The Baby Goth and I went to the Art Gallery of Ontario today. There’s a giant 20-foot version of the picture above plastered on the outside. (Because they have the Bowie exhibition, which you should go to if you’re in Toronto. It’s fun, if not transcendent. What I learned when I went: Bowie has a 26-inch waist. The costumes! They are so small!)
BG did a cartoon stop in front of Bowie, like someone put the brakes on him. After a moment of silent, slack-jawed staring, he turned to me and said, “What IS that?” We had a little convo about Bowie (yes, I know, it’s too Portlandia, isn’t it?). The takeaway for BG was: Bowie has two different coloured eyes. Bowie sings some good songs. Bowie has red and blue lightning on his face, and BG is a little concerned about whether it’s going to come off. We can’t see his nails, but maybe Bowie has silver toenails like Lily and BG do.
Then we went in, and our first stop was their family activity centre, where you can play and make art and read books. BG demands some paper and markers and then he writes his name. Then he writes, “Papa.”
So apparently this junior kindergarten thing is working.
I did not know he could write. I played it cool. I don’t know what I’m doing in this whole parenting thing, but I did once read an article that stuck with me that said, “praise the effort, not the outcome.” Because, you know, otherwise, you end up with entitled kids for whom life in the real world as a non-famous person is a crushing disappointment. So I told him he was doing a really good job holding the marker and concentrating so he could write.
But inside, yes, I was freaking out a little. I was going to take a picture and post it on Facebook, but then I calmed down and realized that everyone learns to write, and it’s not inherently an interesting phenomenon unless it’s happening to your kid.
Then BG asked if we could make a sign that said, “Welcome Lily.” Because a week ago, we made a sign lettered thusly in honour of Her Awesomeness’s arrival—she came bearing silver nail polish—but I did the lettering on that one. One week later, BG asked me to tell him each letter, and he wrote it.
Um, hello? Paging the Nobel committee. (Praise the effort, not the outcome!)
BG tired of his genius, so off we went, to see some miniature ships and some paintings of icebergs.
Then we went home and BG wrote signs welcoming various people to our house.

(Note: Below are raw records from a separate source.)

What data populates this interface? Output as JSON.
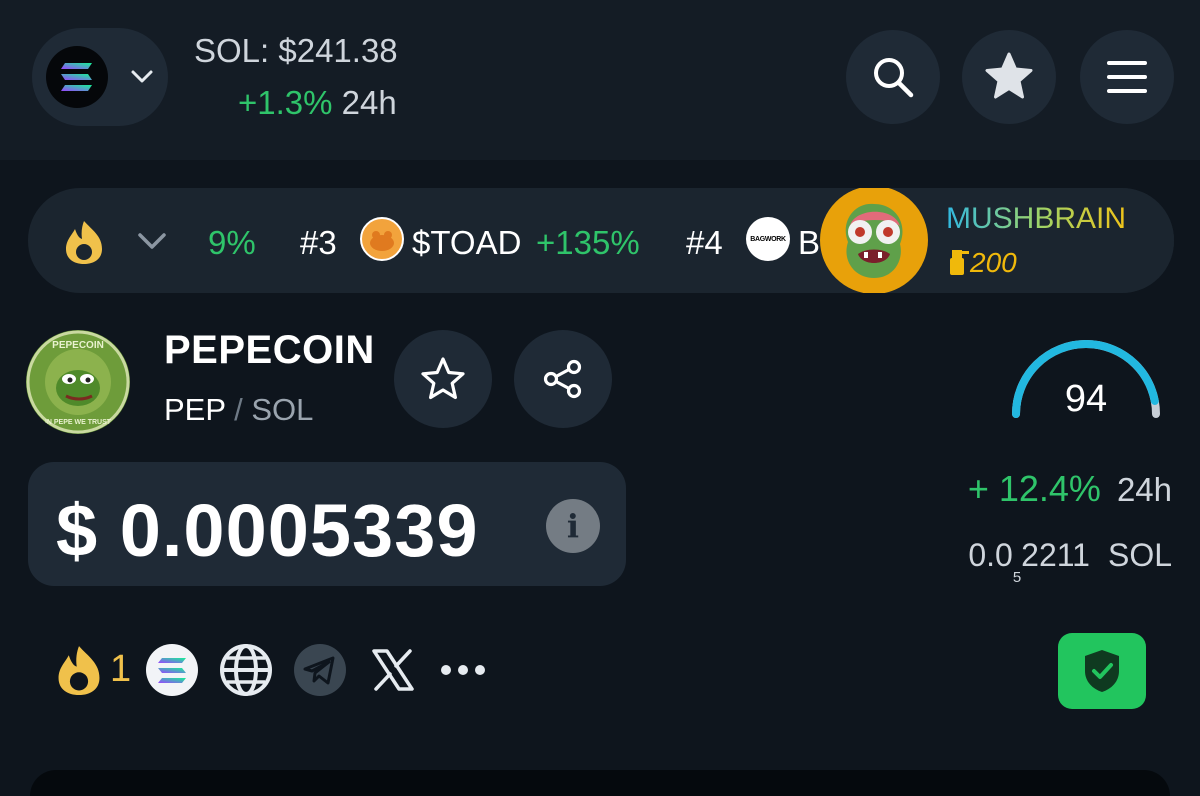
{
  "header": {
    "chain_icon": "solana-logo",
    "sol_price": "SOL: $241.38",
    "sol_change": "+1.3%",
    "sol_period": "24h",
    "search_icon": "search-icon",
    "favorites_icon": "star-icon",
    "menu_icon": "hamburger-menu-icon"
  },
  "ticker": {
    "fire_icon": "flame-icon",
    "partial_pct": "9%",
    "items": [
      {
        "rank": "#3",
        "symbol": "$TOAD",
        "change": "+135%"
      },
      {
        "rank": "#4",
        "symbol": "B",
        "logo_text": "BAGWORK"
      }
    ],
    "featured": {
      "name": "MUSHBRAIN",
      "score": "200",
      "score_icon": "spray-bottle-icon"
    }
  },
  "token": {
    "logo_text": "PEPECOIN",
    "logo_motto": "IN PEPE WE TRUST",
    "name": "PEPECOIN",
    "symbol": "PEP",
    "separator": "/",
    "base": "SOL",
    "price": "$ 0.0005339",
    "info_glyph": "i",
    "score": "94",
    "score_fraction": 0.94,
    "change_24h": "+ 12.4%",
    "change_period": "24h",
    "sol_price_lead": "0.0",
    "sol_price_zeros": "5",
    "sol_price_digits": "2211",
    "sol_unit": "SOL"
  },
  "links": {
    "hot_count": "1",
    "icons": [
      "flame-icon",
      "solana-icon",
      "globe-icon",
      "telegram-icon",
      "x-icon",
      "more-icon"
    ]
  },
  "colors": {
    "background": "#0e151d",
    "positive": "#2fc46a",
    "gauge": "#22b8e0",
    "shield": "#22c55e",
    "gold": "#f0b90b"
  }
}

Later that night, after the standard epic bedtime struggle, I thought about the whole thing. It was difficult not to conclude that Bowie did in fact put the whammy on my kid, that as they stood there and stared at each other, Bowie somehow MADE HIM LITERATE.
But of course for that we must thank junior kindergarten teacher Mr. Brink, who works in the trenches every day with nary a museum exhibition mounted in his honour. Incidentally, BG pointed out later, during an impromptu Bowie video marathon, that Mr. Brink looks like Tin Machine era Bowie. They both play guitars (true) and they both have the same hair (sort of true).
I told BG that when he was baby, Mr. Mock and I liked to watch him sleep. In those colic-ridden months when BG would cry for six consecutive hours every night, we would sometimes find ourselves with a rare moment where he was asleep and we were not. We would drag our exhausted selves, feeling like husks of people rather than actual people, to his side and stare. Somehow, we got into this habit of singing Starman to him.
There’s a starman waiting in the sky.
He’d like to come and meet us, but he thinks he’d blow our minds.
There’s a starman waiting in the sky.
He’s told us not to blow it cause he knows it’s all worthwhile
BG now demands Starman at odd intervals, including bed time. I had to do a rendition when I kissed him goodbye this morning.
Mind blown. Trying not to blow it. That about sums up this whole parenting thing, doesn’t it?